Je suis venu pour représenter notre Premier Ministre invité aux cérémonies marquant le quinzième anniversaire de la disparition du Président Trajkovski. Des liens très forts unissent depuis Robert Badinter votre pays et la France, et ce fut pour moi un honneur que d’œuvrer à la stabilisation et à la consolidation de cet État, mais surtout d’œuvrer en faveur de la paix dans ce pays qui est cher à mon cœur. Rien n’aurait été cependant possible sans l’esprit de raison et de compromis démontré par des personnalités macédoniennes comme le Président Trajkovski dont je conserve un souvenir ému et dont je suis heureux que les grandes qualités de leadership, de responsabilité, d’honnêteté et d’intégrité soient reconnues aujourd’hui en Macédoine comme elles l’ont toujours été de la part des responsables européens comme Javier Solana qui avait très grande confiance envers le Président Trajkovski.

Je peux moi-même témoigner qu’il n’était intéressé que par le futur de son pays, et de l’ensemble de ses citoyens, pas par son futur personnel.

La constitution a désormais consacré la place des Accords d’Ohrid comme l’une des fondations du pacte national.

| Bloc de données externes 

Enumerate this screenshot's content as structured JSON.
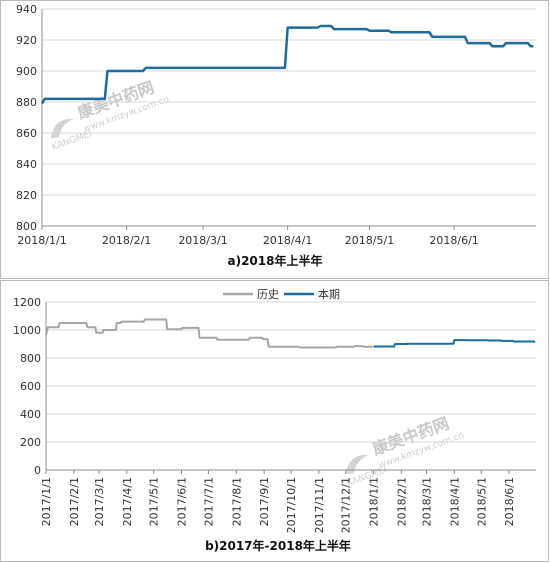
{
  "chart_data": [
    {
      "type": "line",
      "title": "a)2018年上半年",
      "xlabel": "",
      "ylabel": "",
      "ylim": [
        800,
        940
      ],
      "yticks": [
        800,
        820,
        840,
        860,
        880,
        900,
        920,
        940
      ],
      "xlim": [
        "2018/1/1",
        "2018/6/30"
      ],
      "xticks": [
        "2018/1/1",
        "2018/2/1",
        "2018/3/1",
        "2018/4/1",
        "2018/5/1",
        "2018/6/1"
      ],
      "grid": "horizontal",
      "legend": "none",
      "series": [
        {
          "color": "#1f6b9e",
          "points": [
            [
              "2018/1/1",
              879
            ],
            [
              "2018/1/2",
              882
            ],
            [
              "2018/1/24",
              882
            ],
            [
              "2018/1/25",
              900
            ],
            [
              "2018/2/7",
              900
            ],
            [
              "2018/2/8",
              902
            ],
            [
              "2018/3/31",
              902
            ],
            [
              "2018/4/1",
              928
            ],
            [
              "2018/4/12",
              928
            ],
            [
              "2018/4/13",
              929
            ],
            [
              "2018/4/17",
              929
            ],
            [
              "2018/4/18",
              927
            ],
            [
              "2018/4/30",
              927
            ],
            [
              "2018/5/1",
              926
            ],
            [
              "2018/5/8",
              926
            ],
            [
              "2018/5/9",
              925
            ],
            [
              "2018/5/23",
              925
            ],
            [
              "2018/5/24",
              922
            ],
            [
              "2018/6/5",
              922
            ],
            [
              "2018/6/6",
              918
            ],
            [
              "2018/6/14",
              918
            ],
            [
              "2018/6/15",
              916
            ],
            [
              "2018/6/19",
              916
            ],
            [
              "2018/6/20",
              918
            ],
            [
              "2018/6/28",
              918
            ],
            [
              "2018/6/29",
              916
            ],
            [
              "2018/6/30",
              916
            ]
          ]
        }
      ]
    },
    {
      "type": "line",
      "title": "b)2017年-2018年上半年",
      "xlabel": "",
      "ylabel": "",
      "ylim": [
        0,
        1200
      ],
      "yticks": [
        0,
        200,
        400,
        600,
        800,
        1000,
        1200
      ],
      "xlim": [
        "2017/1/1",
        "2018/6/30"
      ],
      "xticks": [
        "2017/1/1",
        "2017/2/1",
        "2017/3/1",
        "2017/4/1",
        "2017/5/1",
        "2017/6/1",
        "2017/7/1",
        "2017/8/1",
        "2017/9/1",
        "2017/10/1",
        "2017/11/1",
        "2017/12/1",
        "2018/1/1",
        "2018/2/1",
        "2018/3/1",
        "2018/4/1",
        "2018/5/1",
        "2018/6/1"
      ],
      "grid": "horizontal",
      "legend": "top",
      "series": [
        {
          "name": "历史",
          "color": "#a6a6a6",
          "points": [
            [
              "2017/1/1",
              960
            ],
            [
              "2017/1/3",
              1020
            ],
            [
              "2017/1/15",
              1020
            ],
            [
              "2017/1/16",
              1050
            ],
            [
              "2017/2/15",
              1050
            ],
            [
              "2017/2/16",
              1020
            ],
            [
              "2017/2/25",
              1020
            ],
            [
              "2017/2/26",
              980
            ],
            [
              "2017/3/5",
              980
            ],
            [
              "2017/3/6",
              1000
            ],
            [
              "2017/3/20",
              1000
            ],
            [
              "2017/3/21",
              1050
            ],
            [
              "2017/3/25",
              1050
            ],
            [
              "2017/3/26",
              1060
            ],
            [
              "2017/4/20",
              1060
            ],
            [
              "2017/4/21",
              1075
            ],
            [
              "2017/5/15",
              1075
            ],
            [
              "2017/5/16",
              1005
            ],
            [
              "2017/6/1",
              1005
            ],
            [
              "2017/6/2",
              1015
            ],
            [
              "2017/6/20",
              1015
            ],
            [
              "2017/6/21",
              945
            ],
            [
              "2017/7/10",
              945
            ],
            [
              "2017/7/11",
              930
            ],
            [
              "2017/8/15",
              930
            ],
            [
              "2017/8/16",
              945
            ],
            [
              "2017/8/30",
              945
            ],
            [
              "2017/8/31",
              935
            ],
            [
              "2017/9/5",
              935
            ],
            [
              "2017/9/6",
              880
            ],
            [
              "2017/10/10",
              880
            ],
            [
              "2017/10/11",
              875
            ],
            [
              "2017/11/20",
              875
            ],
            [
              "2017/11/21",
              880
            ],
            [
              "2017/12/10",
              880
            ],
            [
              "2017/12/11",
              885
            ],
            [
              "2017/12/20",
              885
            ],
            [
              "2017/12/21",
              880
            ],
            [
              "2017/12/31",
              880
            ]
          ]
        },
        {
          "name": "本期",
          "color": "#1f6b9e",
          "points": [
            [
              "2018/1/1",
              879
            ],
            [
              "2018/1/2",
              882
            ],
            [
              "2018/1/24",
              882
            ],
            [
              "2018/1/25",
              900
            ],
            [
              "2018/2/7",
              900
            ],
            [
              "2018/2/8",
              902
            ],
            [
              "2018/3/31",
              902
            ],
            [
              "2018/4/1",
              928
            ],
            [
              "2018/4/17",
              928
            ],
            [
              "2018/4/18",
              927
            ],
            [
              "2018/5/8",
              927
            ],
            [
              "2018/5/9",
              925
            ],
            [
              "2018/5/23",
              925
            ],
            [
              "2018/5/24",
              922
            ],
            [
              "2018/6/5",
              922
            ],
            [
              "2018/6/6",
              918
            ],
            [
              "2018/6/28",
              918
            ],
            [
              "2018/6/29",
              916
            ],
            [
              "2018/6/30",
              916
            ]
          ]
        }
      ]
    }
  ],
  "watermark": {
    "brand": "康美中药网",
    "url": "www.kmzyw.com.cn",
    "sub": "KANGMEI"
  }
}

Mais c’est aussi une nouvelle étape qui s’ouvre avec l’entrée en vigueur des Accords de Prespa. Comme membre du groupe d’Ohrid de personnalités investies dans l’avenir de ce pays je me réjouis que cette étape ait été franchie et je voudrais féliciter ceux qui y ont concouru et rassurer ceux qui ont craint des suites négatives. La République de Macédoine du Nord est une réalité internationale bonne pour la paix mondiale, bonne pour l’Europe et bonne pour ses citoyens.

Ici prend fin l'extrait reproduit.